Budbreak 2025 Arrives a Week Later than 2024, Showing the Impact of Our Late Rain

As the last few sprinkles of what may be the last serious rain from the 2024-25 winter wind down this afternoon, it feels like an appropriate moment to highlight that the vineyard is also making a visible transition from winter to spring. After last week's warm, sunny days, we've started to see budbreak in our early-sprouting varieties and at the tops of our hills. Below are Syrah (left) and Viognier (right):

Budbreak 2025 - Syrah
Budbreak 2025 - Viognier


Although overall we're only at about 70% of normal rainfall for this point in the winter, when it has come has been pretty close to ideal.
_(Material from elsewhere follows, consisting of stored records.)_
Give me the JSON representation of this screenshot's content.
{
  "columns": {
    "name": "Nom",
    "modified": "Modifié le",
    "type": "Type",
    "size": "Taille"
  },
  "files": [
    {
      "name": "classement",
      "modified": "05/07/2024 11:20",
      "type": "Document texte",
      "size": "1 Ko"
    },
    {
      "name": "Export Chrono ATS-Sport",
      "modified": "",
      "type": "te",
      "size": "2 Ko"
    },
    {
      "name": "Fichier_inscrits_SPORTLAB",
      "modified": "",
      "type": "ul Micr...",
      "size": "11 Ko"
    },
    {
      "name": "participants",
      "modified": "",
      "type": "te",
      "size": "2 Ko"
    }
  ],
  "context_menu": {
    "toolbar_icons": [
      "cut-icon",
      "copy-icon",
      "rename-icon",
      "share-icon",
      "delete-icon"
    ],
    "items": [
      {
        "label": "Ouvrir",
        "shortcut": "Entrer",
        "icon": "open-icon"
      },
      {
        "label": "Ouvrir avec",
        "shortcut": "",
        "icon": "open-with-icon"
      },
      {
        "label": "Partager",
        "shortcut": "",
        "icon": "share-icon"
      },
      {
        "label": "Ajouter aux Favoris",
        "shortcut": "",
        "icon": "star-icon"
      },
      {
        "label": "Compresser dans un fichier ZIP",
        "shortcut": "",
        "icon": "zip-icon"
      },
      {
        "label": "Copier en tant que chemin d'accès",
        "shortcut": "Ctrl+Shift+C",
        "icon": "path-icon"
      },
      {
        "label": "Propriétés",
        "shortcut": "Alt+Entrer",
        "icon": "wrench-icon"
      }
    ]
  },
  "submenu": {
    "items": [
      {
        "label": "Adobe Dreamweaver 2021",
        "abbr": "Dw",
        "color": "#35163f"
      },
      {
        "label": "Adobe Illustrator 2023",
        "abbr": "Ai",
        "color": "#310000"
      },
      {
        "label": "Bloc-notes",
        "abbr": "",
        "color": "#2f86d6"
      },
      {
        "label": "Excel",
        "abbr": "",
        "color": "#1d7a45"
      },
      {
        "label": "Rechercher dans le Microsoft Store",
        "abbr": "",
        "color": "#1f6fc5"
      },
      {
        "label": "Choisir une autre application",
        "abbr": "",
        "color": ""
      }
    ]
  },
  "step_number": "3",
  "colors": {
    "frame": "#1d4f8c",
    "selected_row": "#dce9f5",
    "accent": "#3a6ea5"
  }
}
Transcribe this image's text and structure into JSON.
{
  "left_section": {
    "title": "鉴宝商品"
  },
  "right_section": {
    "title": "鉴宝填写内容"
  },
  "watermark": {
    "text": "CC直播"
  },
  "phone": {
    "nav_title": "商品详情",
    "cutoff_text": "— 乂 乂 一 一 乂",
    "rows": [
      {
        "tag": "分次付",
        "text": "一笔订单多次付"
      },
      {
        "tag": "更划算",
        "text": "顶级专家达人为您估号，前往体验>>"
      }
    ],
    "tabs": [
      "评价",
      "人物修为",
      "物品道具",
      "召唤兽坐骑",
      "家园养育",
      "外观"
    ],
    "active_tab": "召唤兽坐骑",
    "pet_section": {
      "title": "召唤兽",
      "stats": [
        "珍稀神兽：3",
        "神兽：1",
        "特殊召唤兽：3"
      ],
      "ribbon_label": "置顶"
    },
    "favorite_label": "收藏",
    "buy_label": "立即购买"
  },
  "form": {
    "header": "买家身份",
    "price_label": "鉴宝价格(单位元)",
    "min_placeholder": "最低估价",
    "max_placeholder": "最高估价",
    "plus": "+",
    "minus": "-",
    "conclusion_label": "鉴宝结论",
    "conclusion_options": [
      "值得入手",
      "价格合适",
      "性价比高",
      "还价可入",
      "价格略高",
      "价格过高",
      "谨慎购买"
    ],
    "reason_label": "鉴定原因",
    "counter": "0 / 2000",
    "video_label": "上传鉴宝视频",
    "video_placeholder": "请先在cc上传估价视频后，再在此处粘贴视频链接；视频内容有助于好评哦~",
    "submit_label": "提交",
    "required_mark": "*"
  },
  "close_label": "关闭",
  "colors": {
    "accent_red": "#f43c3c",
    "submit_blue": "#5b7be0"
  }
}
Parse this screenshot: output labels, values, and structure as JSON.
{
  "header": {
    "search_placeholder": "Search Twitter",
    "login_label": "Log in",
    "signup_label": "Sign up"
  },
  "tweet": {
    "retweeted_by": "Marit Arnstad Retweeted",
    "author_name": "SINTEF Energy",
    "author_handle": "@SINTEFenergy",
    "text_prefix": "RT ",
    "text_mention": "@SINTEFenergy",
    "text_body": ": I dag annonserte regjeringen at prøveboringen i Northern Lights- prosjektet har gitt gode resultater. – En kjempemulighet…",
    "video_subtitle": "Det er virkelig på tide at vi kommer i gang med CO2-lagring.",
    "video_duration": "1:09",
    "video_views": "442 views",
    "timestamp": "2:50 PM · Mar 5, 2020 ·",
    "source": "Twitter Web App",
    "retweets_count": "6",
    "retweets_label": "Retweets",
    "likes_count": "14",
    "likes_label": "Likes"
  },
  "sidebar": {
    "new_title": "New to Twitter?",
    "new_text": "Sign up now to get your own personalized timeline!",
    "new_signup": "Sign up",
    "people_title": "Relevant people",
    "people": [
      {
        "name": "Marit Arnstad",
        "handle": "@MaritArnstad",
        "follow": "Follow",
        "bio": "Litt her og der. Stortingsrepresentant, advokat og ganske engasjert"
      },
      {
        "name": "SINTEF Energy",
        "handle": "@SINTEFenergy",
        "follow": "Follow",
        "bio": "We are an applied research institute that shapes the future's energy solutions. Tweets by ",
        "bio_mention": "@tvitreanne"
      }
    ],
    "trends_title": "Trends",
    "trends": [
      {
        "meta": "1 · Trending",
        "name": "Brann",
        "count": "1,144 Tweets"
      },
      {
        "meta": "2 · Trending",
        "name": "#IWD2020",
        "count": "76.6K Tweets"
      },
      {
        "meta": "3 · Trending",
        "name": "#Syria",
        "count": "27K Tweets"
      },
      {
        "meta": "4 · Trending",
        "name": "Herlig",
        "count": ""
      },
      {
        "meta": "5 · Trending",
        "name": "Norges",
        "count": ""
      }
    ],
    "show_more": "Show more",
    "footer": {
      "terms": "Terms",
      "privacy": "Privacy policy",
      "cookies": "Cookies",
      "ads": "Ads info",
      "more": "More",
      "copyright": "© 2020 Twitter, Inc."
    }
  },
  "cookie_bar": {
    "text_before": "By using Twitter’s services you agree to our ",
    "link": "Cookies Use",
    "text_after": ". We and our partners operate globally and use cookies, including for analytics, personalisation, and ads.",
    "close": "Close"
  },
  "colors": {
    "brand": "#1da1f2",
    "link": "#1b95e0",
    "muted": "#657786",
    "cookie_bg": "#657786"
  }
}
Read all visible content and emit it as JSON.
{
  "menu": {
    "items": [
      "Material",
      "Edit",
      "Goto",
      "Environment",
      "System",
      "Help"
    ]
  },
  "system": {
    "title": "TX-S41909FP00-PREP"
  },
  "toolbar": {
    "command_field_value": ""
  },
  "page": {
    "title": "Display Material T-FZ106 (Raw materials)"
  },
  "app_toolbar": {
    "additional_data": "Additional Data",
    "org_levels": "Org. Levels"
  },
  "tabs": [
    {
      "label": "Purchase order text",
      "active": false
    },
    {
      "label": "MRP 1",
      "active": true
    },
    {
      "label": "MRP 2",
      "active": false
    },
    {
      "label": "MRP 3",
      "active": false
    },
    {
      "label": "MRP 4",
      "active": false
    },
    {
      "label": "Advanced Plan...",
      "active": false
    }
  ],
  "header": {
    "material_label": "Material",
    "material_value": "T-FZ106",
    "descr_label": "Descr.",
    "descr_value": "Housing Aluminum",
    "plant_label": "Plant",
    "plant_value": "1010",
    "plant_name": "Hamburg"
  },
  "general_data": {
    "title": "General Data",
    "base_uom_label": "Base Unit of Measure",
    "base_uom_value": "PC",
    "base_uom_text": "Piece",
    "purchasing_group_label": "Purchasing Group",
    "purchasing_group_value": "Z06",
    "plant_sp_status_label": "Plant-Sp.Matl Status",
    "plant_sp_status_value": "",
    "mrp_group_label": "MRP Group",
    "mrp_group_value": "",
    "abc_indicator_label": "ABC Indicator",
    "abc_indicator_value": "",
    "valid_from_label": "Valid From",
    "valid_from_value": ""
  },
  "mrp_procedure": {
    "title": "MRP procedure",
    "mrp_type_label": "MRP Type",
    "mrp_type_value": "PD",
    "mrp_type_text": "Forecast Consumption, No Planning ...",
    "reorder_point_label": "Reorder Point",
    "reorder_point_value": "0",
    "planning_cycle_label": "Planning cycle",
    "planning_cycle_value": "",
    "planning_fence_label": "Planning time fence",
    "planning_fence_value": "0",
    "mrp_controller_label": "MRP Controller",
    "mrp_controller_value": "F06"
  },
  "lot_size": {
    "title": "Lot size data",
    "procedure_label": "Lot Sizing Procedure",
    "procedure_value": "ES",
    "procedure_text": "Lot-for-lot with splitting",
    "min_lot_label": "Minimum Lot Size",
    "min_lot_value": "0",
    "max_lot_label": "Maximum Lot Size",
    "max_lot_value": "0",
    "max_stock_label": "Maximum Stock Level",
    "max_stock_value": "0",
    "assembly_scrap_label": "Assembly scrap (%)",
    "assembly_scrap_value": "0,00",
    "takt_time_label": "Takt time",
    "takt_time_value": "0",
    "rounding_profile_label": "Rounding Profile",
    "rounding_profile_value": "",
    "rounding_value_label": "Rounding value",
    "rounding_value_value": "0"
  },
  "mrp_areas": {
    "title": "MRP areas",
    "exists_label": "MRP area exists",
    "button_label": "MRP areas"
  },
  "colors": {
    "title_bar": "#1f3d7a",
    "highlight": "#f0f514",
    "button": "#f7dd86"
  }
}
We got a nice dose of early season rain, which got the cover crop sprouted. December cleared up but the weather stayed relatively warm, which encouraged that cover crop to grow and allowed us to get our sheep into the vineyard earlier than most recent years. January was sunny and cold, with 18 below-freezing nights. As the calendar turned to February and we started getting seriously worried about lack of rain, the clouds rolled in and the skies opened up, and February and March have been wet, with 15 days with measurable rainfall totaling 129% of the precipitation we'd expect in these two already-rainy months:

Rainfall vs normal through Mar 2025

The net result has been exceptional cover crop growth, to the point that you often couldn't see our sheep (or sheepdogs) when they entered a new block. All that cover crop growth will be returned to the soil either through the flock's manure or as we mow, disc, or crimp the grasses into the soil:

Budbreak 2025 - Sadie

Budbreak, as you probably guessed from the name, is the period when the grapevine buds swell and burst into leaf.  It is the first marker in the growing cycle, a point when we can compare the current season to past years.  Upcoming markers will include flowering, veraison, first harvest, and last harvest. Like each of the stages, budbreak doesn't happen for every grape simultaneously. It usually starts in Viognier and Grenache. Other early grapes like Grenache Blanc, Vermentino, Cinsaut, and Syrah tend to come shortly thereafter, followed by Marsanne, Tannat, Picpoul, and Mourvedre a week or two later. Finally, often three weeks or more after the earliest grapes sprouted, Roussanne and Counoise get in on the game. As I write on March 31st, we've seen budbreak in all our early varieties and the top-of-hill blocks of the middle varieties, but are still waiting for the bottoms of the hills and for later grapes like Counoise (below), which doesn't look any different than it would have in January. But that sky and that landscape could only be March:

Dormant Counoise and Dramatic Clouds March 2025

This year's last-week-of-March beginning is about average for us. Drought years tend to be early, since dry soils warm up faster than wet soils, so it's interesting that we're a week or so later than we were in the significantly wetter year of 2024. That suggests that, at least as far as the vineyard is concerned, we're not in drought conditions. For an overview, here's when we saw first budbreak the last dozen years:

2024: Mid-March
2023: First week of April
2022: Mid-March
2021: Last week of March
2020: Last week of March
2019: Second half of March
2018: Second half of March
2017: Mid-March
2016: Very end of February
2015: Second week of March
2014: Mid-March
2013: First week of April

Further evidence that our late rainfall has helped keep soils wet and therefore cool is the presence of the edible water-loving California perennial miner's lettuce across much of the vineyard. This was a plant that the hopeful gold rush miners ate to ward off scurvy:

Miners lettuce at Haas Vineyard Spring 2025

In addition to the variation by variety, there's variation by elevation and vineyard block. Grenache is a good example. I took the following three photos as I walked up our biggest hill on the edge of a Grenache block that stretches from the hill's top to its bottom. The first photo is from the bottom of the block, where cool air settles at night. You can see the buds swelling, but no leaves yet:

Budbreak 2025 - Grenache BOH

About halfway up the hill, you see the first leaves emerging:

Budbreak 2025 - Grenache MOH

And at the top of the hill, nearly all the buds are out:

Budbreak 2025 - Grenache TOH

Now our worries turn to frost. Before budbreak, the vines are safely dormant, and a freeze doesn't harm them. But once they sprout, the new growth is susceptible to frost damage. April frosts cost us roughly 40% of our production in both 2009 and 2011 and a May frost cost us 20% of our production in 2022, with Mother's Day marking the unofficial end of frost season. So, we've still got more than a month to go before we can relax, and I'm thankful that this storm that's just passing through was a relatively warm one with origins in the South Pacific instead of one of the late-season winter storms that sweep down from Alaska. It's typically in the aftermath of the passage of a cold front that we see damaging frosts. We have our frost sprinklers and our mobile fans ready to go, for when they're needed:

Budbreak 2025 - Frost Fan

That said, there's nothing particularly scary in our long-term forecast. But there's a long way to go.

Meanwhile, we'll enjoy the rapid changes in the vineyard, and the hope that always comes with the emergence of new buds. Please join me in welcoming the 2025 vintage.